Accepted into biochemistry as the University of Washington, great in-state option for me. Also accepted into the Honors College.
Great option but am honestly leaning toward a smaller institution but am not eliminating from my choices yet.
Accepted into College of Arts & Sciences at Boston College, little to no financial aid offered or any merit scholarships.
Beautiful campus but am worried about the competitiveness of classes.
Accepted into the College of the Holy Cross with about $20K worth of merit scholarships.
I love the liberal arts aspect, very pretty campus, and supportive advising and student body. Worried about the city of Worcester not having enough opportunities.
Looking to go into pre-med and am wondering which of these provides good pre-med advising, opportunities for research and internships, and general academics.
I am very interested in the Jesuit education and I think that is one reason I applied to both of the latter two schools.
Jesuits do education well, but med school is expensive. BC is a wonderful experience, but unless your family is wealthy, paying sticker is tough.
Have you visited HC? Worcester is the 2nd largest city in MA, so it’ll have any opportunities that you seek. Being a liberal arts college (3k undergrads), teh experience at HC would be significantly different than that of BC (nearly 10k undergrads).

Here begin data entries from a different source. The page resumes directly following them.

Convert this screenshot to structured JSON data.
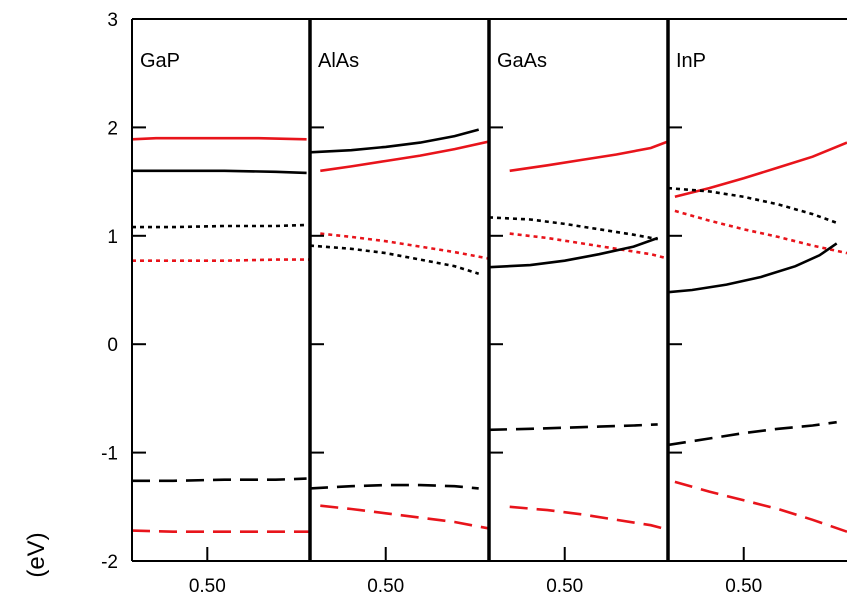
{
  "chart_data": {
    "type": "line",
    "ylabel": "(eV)",
    "ylim": [
      -2,
      3
    ],
    "yticks": [
      3,
      2,
      1,
      0,
      -1,
      -2
    ],
    "xtick_label": "0.50",
    "colors": {
      "black": "#000000",
      "red": "#e8141b"
    },
    "panels": [
      {
        "label": "GaP",
        "xlim": [
          0.28,
          0.8
        ],
        "series": [
          {
            "color": "red",
            "style": "solid",
            "x": [
              0.28,
              0.35,
              0.45,
              0.55,
              0.65,
              0.79
            ],
            "y": [
              1.89,
              1.9,
              1.9,
              1.9,
              1.9,
              1.89
            ]
          },
          {
            "color": "black",
            "style": "solid",
            "x": [
              0.28,
              0.4,
              0.55,
              0.7,
              0.79
            ],
            "y": [
              1.6,
              1.6,
              1.6,
              1.59,
              1.58
            ]
          },
          {
            "color": "black",
            "style": "dotted",
            "x": [
              0.28,
              0.4,
              0.55,
              0.7,
              0.79
            ],
            "y": [
              1.08,
              1.08,
              1.09,
              1.09,
              1.1
            ]
          },
          {
            "color": "red",
            "style": "dotted",
            "x": [
              0.28,
              0.4,
              0.55,
              0.7,
              0.8
            ],
            "y": [
              0.77,
              0.77,
              0.77,
              0.78,
              0.78
            ]
          },
          {
            "color": "black",
            "style": "dashed",
            "x": [
              0.28,
              0.4,
              0.55,
              0.7,
              0.79
            ],
            "y": [
              -1.26,
              -1.26,
              -1.25,
              -1.25,
              -1.24
            ]
          },
          {
            "color": "red",
            "style": "dashed",
            "x": [
              0.28,
              0.4,
              0.55,
              0.7,
              0.8
            ],
            "y": [
              -1.72,
              -1.73,
              -1.73,
              -1.73,
              -1.73
            ]
          }
        ]
      },
      {
        "label": "AlAs",
        "xlim": [
          0.28,
          0.8
        ],
        "series": [
          {
            "color": "black",
            "style": "solid",
            "x": [
              0.28,
              0.4,
              0.5,
              0.6,
              0.7,
              0.77
            ],
            "y": [
              1.77,
              1.79,
              1.82,
              1.86,
              1.92,
              1.98
            ]
          },
          {
            "color": "red",
            "style": "solid",
            "x": [
              0.31,
              0.4,
              0.5,
              0.6,
              0.7,
              0.8
            ],
            "y": [
              1.6,
              1.64,
              1.69,
              1.74,
              1.8,
              1.87
            ]
          },
          {
            "color": "red",
            "style": "dotted",
            "x": [
              0.31,
              0.4,
              0.5,
              0.6,
              0.7,
              0.8
            ],
            "y": [
              1.02,
              0.99,
              0.95,
              0.9,
              0.85,
              0.79
            ]
          },
          {
            "color": "black",
            "style": "dotted",
            "x": [
              0.28,
              0.4,
              0.5,
              0.6,
              0.7,
              0.77
            ],
            "y": [
              0.91,
              0.88,
              0.84,
              0.78,
              0.72,
              0.65
            ]
          },
          {
            "color": "black",
            "style": "dashed",
            "x": [
              0.28,
              0.4,
              0.5,
              0.6,
              0.7,
              0.77
            ],
            "y": [
              -1.33,
              -1.31,
              -1.3,
              -1.3,
              -1.31,
              -1.33
            ]
          },
          {
            "color": "red",
            "style": "dashed",
            "x": [
              0.31,
              0.4,
              0.5,
              0.6,
              0.7,
              0.8
            ],
            "y": [
              -1.49,
              -1.52,
              -1.56,
              -1.6,
              -1.64,
              -1.7
            ]
          }
        ]
      },
      {
        "label": "GaAs",
        "xlim": [
          0.28,
          0.8
        ],
        "series": [
          {
            "color": "red",
            "style": "solid",
            "x": [
              0.34,
              0.45,
              0.55,
              0.65,
              0.75,
              0.8
            ],
            "y": [
              1.6,
              1.65,
              1.7,
              1.75,
              1.81,
              1.87
            ]
          },
          {
            "color": "black",
            "style": "dotted",
            "x": [
              0.28,
              0.4,
              0.5,
              0.6,
              0.7,
              0.77
            ],
            "y": [
              1.17,
              1.15,
              1.11,
              1.06,
              1.01,
              0.97
            ]
          },
          {
            "color": "red",
            "style": "dotted",
            "x": [
              0.34,
              0.45,
              0.55,
              0.65,
              0.75,
              0.8
            ],
            "y": [
              1.02,
              0.98,
              0.93,
              0.88,
              0.83,
              0.79
            ]
          },
          {
            "color": "black",
            "style": "solid",
            "x": [
              0.28,
              0.4,
              0.5,
              0.6,
              0.7,
              0.77
            ],
            "y": [
              0.71,
              0.73,
              0.77,
              0.83,
              0.9,
              0.98
            ]
          },
          {
            "color": "black",
            "style": "dashed",
            "x": [
              0.28,
              0.4,
              0.5,
              0.6,
              0.7,
              0.77
            ],
            "y": [
              -0.79,
              -0.78,
              -0.77,
              -0.76,
              -0.75,
              -0.74
            ]
          },
          {
            "color": "red",
            "style": "dashed",
            "x": [
              0.34,
              0.45,
              0.55,
              0.65,
              0.75,
              0.8
            ],
            "y": [
              -1.5,
              -1.53,
              -1.57,
              -1.62,
              -1.67,
              -1.71
            ]
          }
        ]
      },
      {
        "label": "InP",
        "xlim": [
          0.28,
          0.8
        ],
        "series": [
          {
            "color": "red",
            "style": "solid",
            "x": [
              0.3,
              0.4,
              0.5,
              0.6,
              0.7,
              0.8
            ],
            "y": [
              1.36,
              1.44,
              1.53,
              1.63,
              1.73,
              1.86
            ]
          },
          {
            "color": "black",
            "style": "dotted",
            "x": [
              0.28,
              0.4,
              0.5,
              0.6,
              0.7,
              0.77
            ],
            "y": [
              1.44,
              1.41,
              1.36,
              1.29,
              1.2,
              1.12
            ]
          },
          {
            "color": "red",
            "style": "dotted",
            "x": [
              0.3,
              0.4,
              0.5,
              0.6,
              0.7,
              0.8
            ],
            "y": [
              1.23,
              1.14,
              1.06,
              0.99,
              0.91,
              0.84
            ]
          },
          {
            "color": "black",
            "style": "solid",
            "x": [
              0.28,
              0.35,
              0.45,
              0.55,
              0.65,
              0.72,
              0.77
            ],
            "y": [
              0.48,
              0.5,
              0.55,
              0.62,
              0.72,
              0.82,
              0.93
            ]
          },
          {
            "color": "black",
            "style": "dashed",
            "x": [
              0.28,
              0.4,
              0.5,
              0.6,
              0.7,
              0.77
            ],
            "y": [
              -0.93,
              -0.87,
              -0.82,
              -0.78,
              -0.75,
              -0.72
            ]
          },
          {
            "color": "red",
            "style": "dashed",
            "x": [
              0.3,
              0.4,
              0.5,
              0.6,
              0.7,
              0.8
            ],
            "y": [
              -1.27,
              -1.36,
              -1.44,
              -1.52,
              -1.62,
              -1.73
            ]
          }
        ]
      }
    ]
  }
}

That said, U-Dub is an excellent school. Save teh money and stay instate.
If your family is willing or able to cover the privates AND medical - then you are really down to the two. BC and Holy Cross are very different - with one bigger and not an LAC.

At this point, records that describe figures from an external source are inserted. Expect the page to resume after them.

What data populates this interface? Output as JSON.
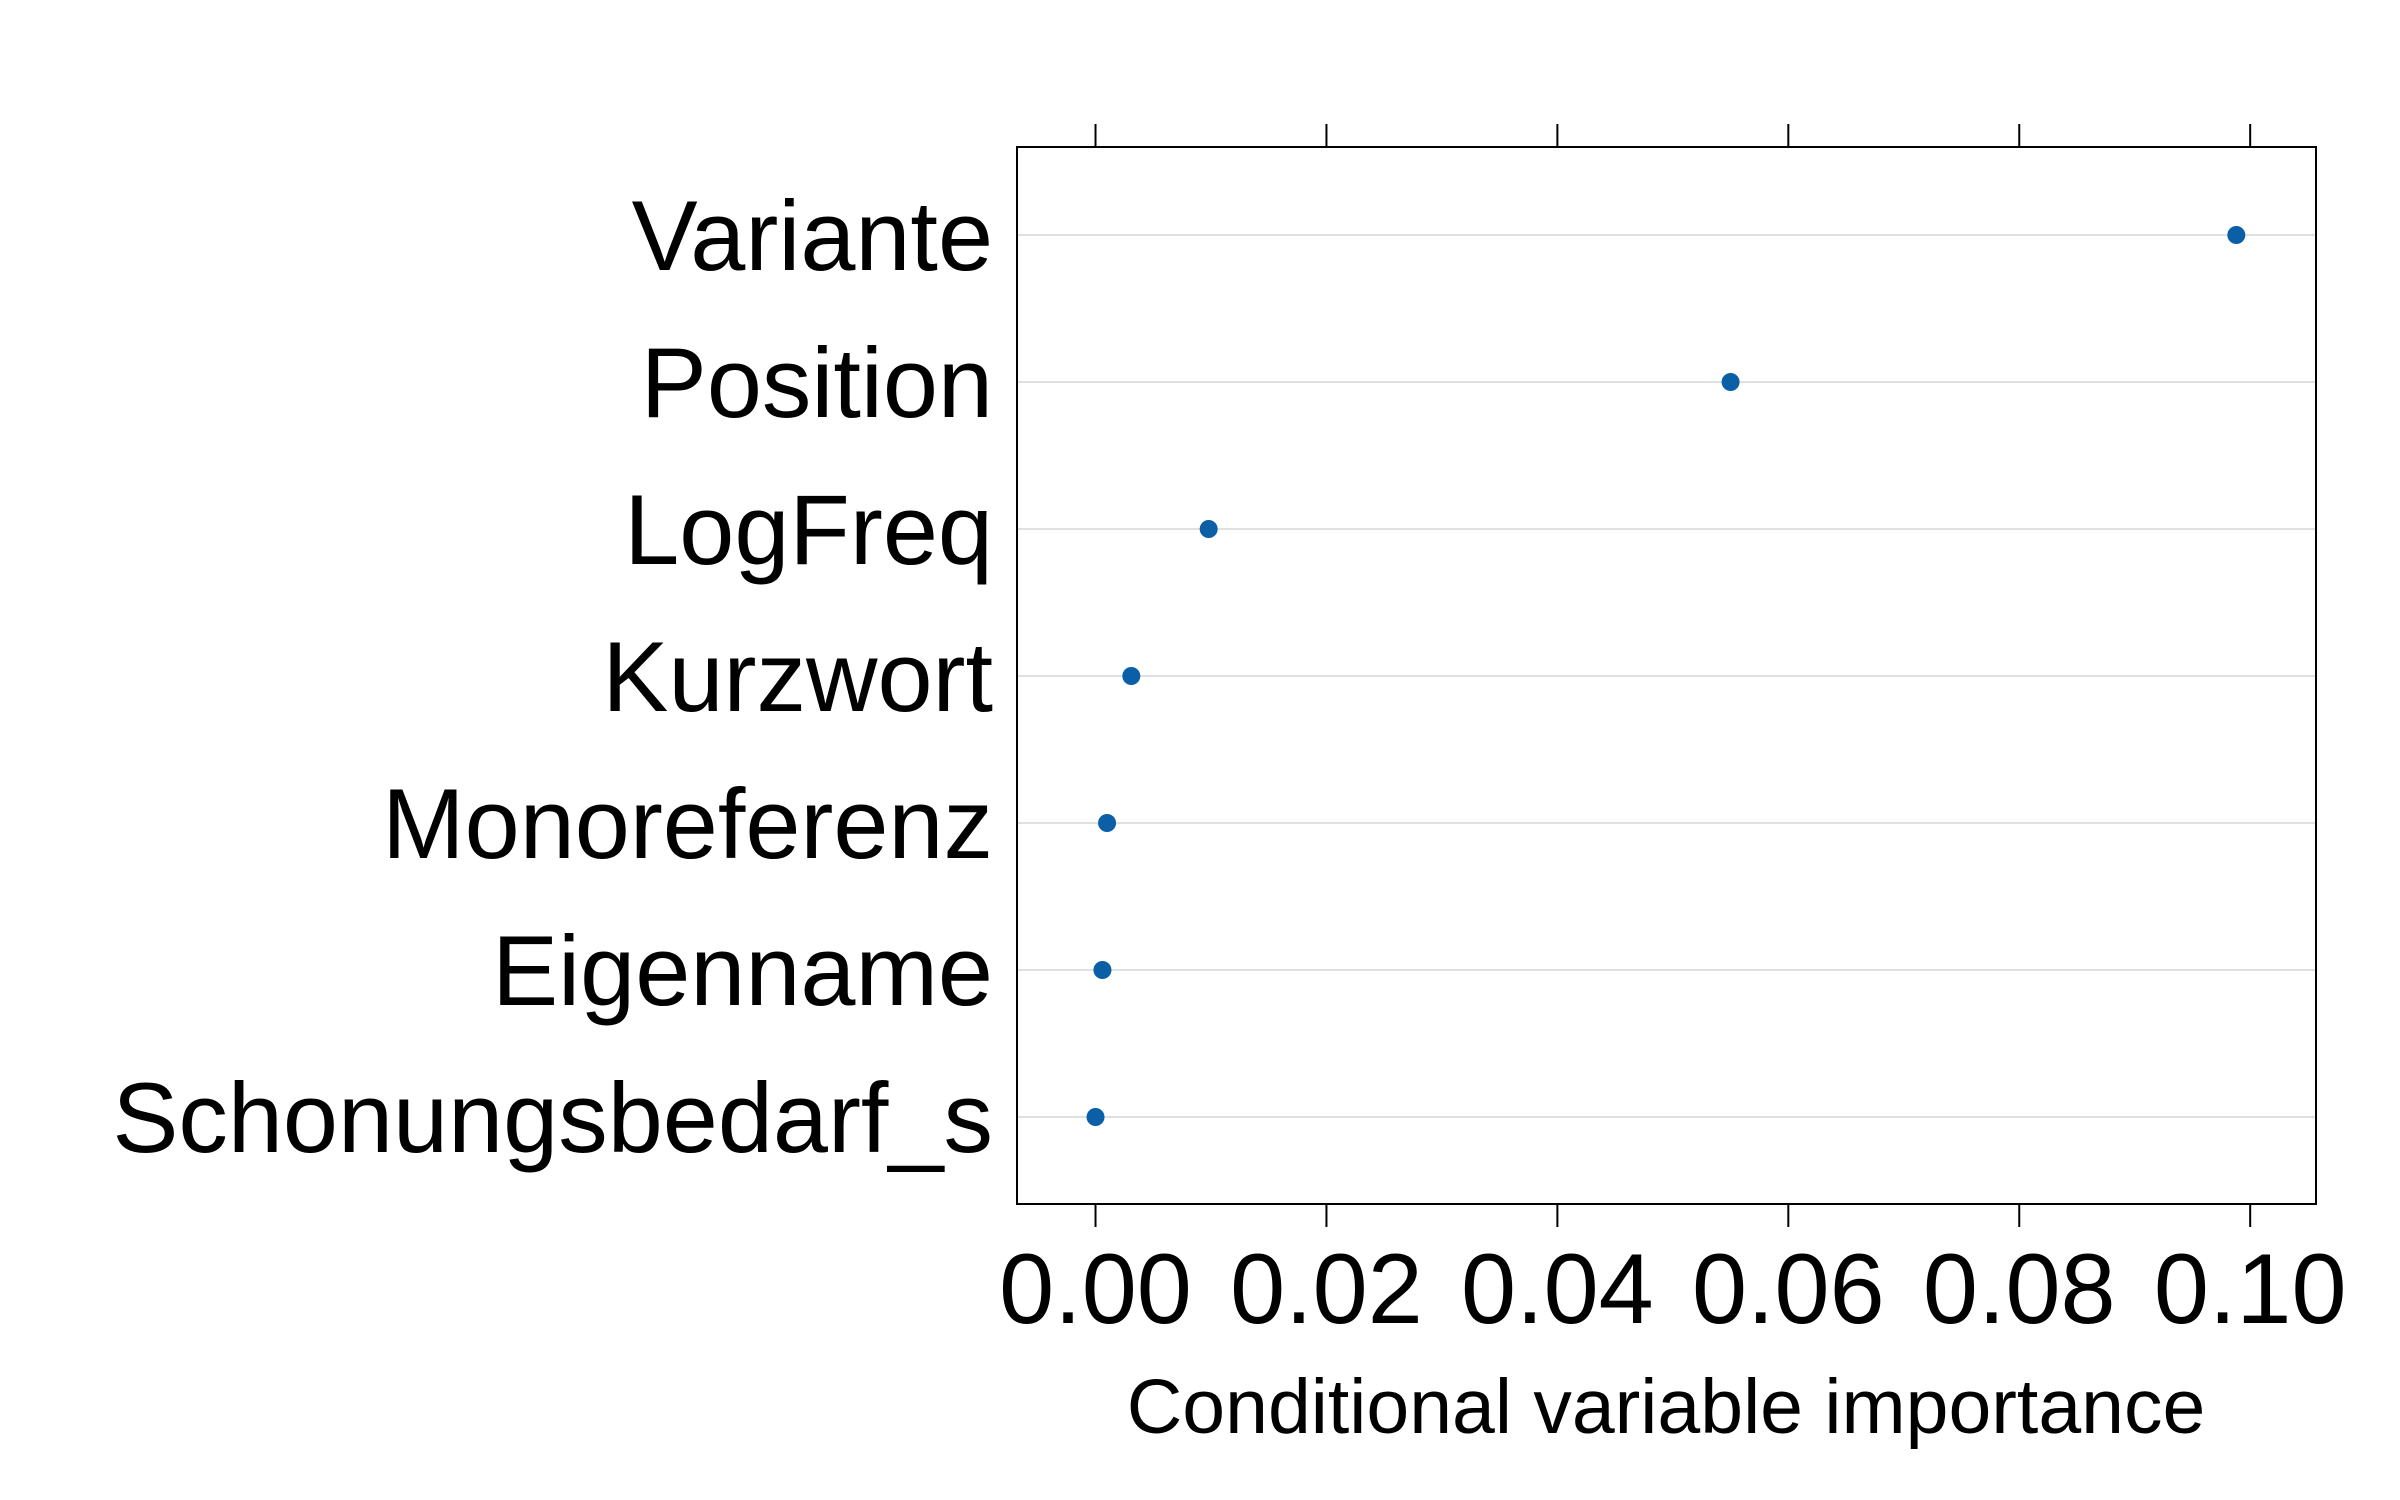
{
  "chart_data": {
    "type": "scatter",
    "title": "",
    "xlabel": "Conditional variable importance",
    "ylabel": "",
    "categories": [
      "Variante",
      "Position",
      "LogFreq",
      "Kurzwort",
      "Monoreferenz",
      "Eigenname",
      "Schonungsbedarf_s"
    ],
    "values": [
      0.0988,
      0.055,
      0.0098,
      0.0031,
      0.001,
      0.0006,
      0.0
    ],
    "xlim": [
      -0.0068,
      0.1057
    ],
    "xticks": [
      0.0,
      0.02,
      0.04,
      0.06,
      0.08,
      0.1
    ],
    "xtick_labels": [
      "0.00",
      "0.02",
      "0.04",
      "0.06",
      "0.08",
      "0.10"
    ],
    "grid": "horizontal",
    "legend": "none",
    "point_color": "#0A5FA6",
    "grid_color": "#E0E0E0"
  }
}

Given the major, career outcomes in the major, and the likelihood you don’t go to med school, I’d personally go to UW - but you don’t want that.
It sounds to me like you prefer HC except you worry about area opportunities. I’m not sure what that means but talk to the school (if you mean shadowing, etc.) vs. just thinking - it’s Worcester. Tons of kids go to college in Worcester (which is not a small city) and many small towns and rural places and find opportunities - so my guess is that’s over stated.

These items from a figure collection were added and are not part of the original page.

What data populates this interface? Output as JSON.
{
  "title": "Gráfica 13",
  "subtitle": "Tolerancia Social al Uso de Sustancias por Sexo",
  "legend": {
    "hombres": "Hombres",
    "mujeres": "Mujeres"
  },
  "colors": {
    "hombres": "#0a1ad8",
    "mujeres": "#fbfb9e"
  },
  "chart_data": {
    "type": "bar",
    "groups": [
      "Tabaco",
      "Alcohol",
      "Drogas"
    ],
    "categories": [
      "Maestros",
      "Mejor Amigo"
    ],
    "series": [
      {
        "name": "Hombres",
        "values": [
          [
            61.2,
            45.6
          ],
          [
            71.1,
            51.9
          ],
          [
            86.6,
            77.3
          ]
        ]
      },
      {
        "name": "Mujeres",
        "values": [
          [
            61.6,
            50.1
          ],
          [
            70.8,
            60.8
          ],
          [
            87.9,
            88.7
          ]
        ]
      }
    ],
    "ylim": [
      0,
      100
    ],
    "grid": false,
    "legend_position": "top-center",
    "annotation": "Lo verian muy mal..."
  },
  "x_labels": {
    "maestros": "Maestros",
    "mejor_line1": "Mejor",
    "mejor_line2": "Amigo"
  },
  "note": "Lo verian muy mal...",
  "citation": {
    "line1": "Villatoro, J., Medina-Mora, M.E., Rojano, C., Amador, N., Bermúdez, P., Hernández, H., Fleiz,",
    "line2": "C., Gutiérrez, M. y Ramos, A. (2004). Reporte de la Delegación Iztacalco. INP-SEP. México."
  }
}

From an ROI POV, which may not be what matters to your family, UW will be best. I was in Charleston this weekend and was served by a recent (last year) FSU grad at a restaurant - her major biochem - and she told me, a ton of smart kids but no one is finding jobs as it’s not a major that applies to a lot. She’s been applying for medical sales jobs but with no luck. Maybe she’s the exception and not the rule.
But you might ask each school for career outcomes from kids in the major.
In the end, if your parents are on board, they also will fund your graduate education without you having to pay, then - go to Holy Cross - based on what you wrote.
I can’t tell you strongly enough how much debt will drag down your ability to accumulate wealth. One of my patients just finished paying off his medical school loan at age 62. At age 61, I’m retired. Debt…BAD!!!
Given that you intend to apply to medical school (or possibly another grad school) I would attend the University of Washington. I cannot think of any reason not to- it’s a very good school. The one student I know who attended had a wonderful experience, a research position, etc and is now in a very competitive graduate school program.
As far as finding a job as a biochemistry major- there are jobs out there but most eventually end up in some kind of grad school. The job that my daughter had hires biochemistry majors.
People may think study biochemistry → biochemist in the way they’d think study teaching → Teacher or study Engineering-> engineer, but that’s not how it works for most majors from Math to History to Economics.
You develop skills (their level, depth, and accuracy indicated by As) and must show evidence of those skills from experience (research, lab work, volunteering, internships).
Combine it all^ and for best results you need personal (one on one, regular) advising; an excellent career center (again, with regular workshops and one-on-one meetings); and opportunities for experiential learning and research. Also helpful: alumni network (how tight/helpful it is in particular), “pull” (power, reputation-can be regional), how well-known the college is for your major, ease of taking classes outside your major.
Review your choices for affordability (NO parental debt) then check the criteria above and upthread.
As a biochemistry major, you should be able to add a data science minor (biostats or bioinformatics or statistics also useful).